たとなてかない

『た』い『と』る『な』ん『て』おもいつ『かない』という意味です。内容はフィクションですよ。

昔と今とぜいたく

昔の料理ってのは贅沢だったみたいですね。天ぷらひとつとっても、揚げるタネがあるじゃないですか。そのタネ1つにつき揚げる鍋が1つ必要とかいう。

エビとさつまいもとれんこんが食べたいとすると鍋が3ついるってことです。ひええ。

同じ鍋で揚げると美味しくないんだとか。

そんな舌の肥えた人たちが絶賛する店が四谷の『丸梅』。

井上梅さんという人がやってた料理店です。お客は1日1組だけで完全予約制。たぶん紹介制じゃないですかね。

出る料理といえば、マロンシャンテリー、鯛茶漬け、野菜の胡麻味噌和えなど。昭和に入ってからはマロンシャンテリーと野菜の胡麻味噌和えはよく出たみたいですね。

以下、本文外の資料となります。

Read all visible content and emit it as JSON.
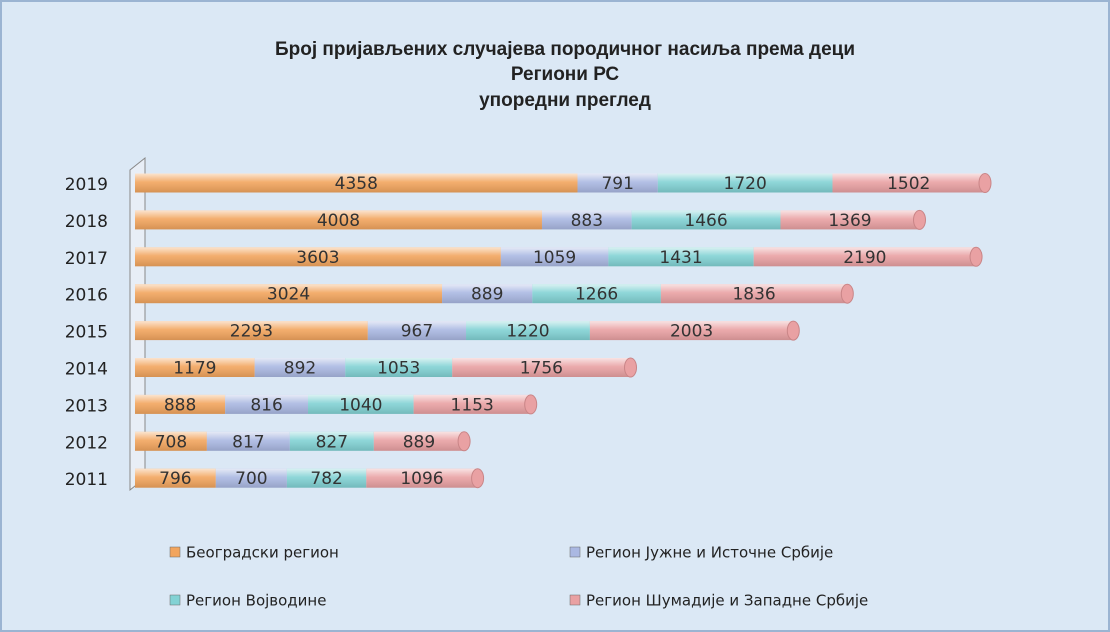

マロンシャンテリーというのは東京會舘が発祥のお菓子。栗を刻んだので山を作り、その上に生クリームを掛けたのです。丸梅では栗とぶどう、もしくはメロンを和えたのが中身だとか。

素材勝負のお菓子なので、あんまり流行しなかったようです。わたしも食べたことありません。

野菜の胡麻味噌和えは、いんげんとかさやえんどうの基本的なものから、バラ、菊といった花が珍しい品です。全部の材料で上半分しか使わないんだそうです。味噌ももちろん自家製。

この2つはわたしでも作れなくはないですが、たぶん素材がバカ高くつきます。

究竟のレタスサラダと白菜の料理というのを聞いてことがあります。どっちも、6個だか10個だか材料を用意し、その中のいちばん柔らかいところしか使わないというのがミソの料理だそうです。

できるけどやらないってことたくさんありますが、これはそういう料理ですね。

ちなみにこの丸梅さん、すでに閉店しました。

1回行ってみたかったですね。おぜぜがいくらになるか怖いけど。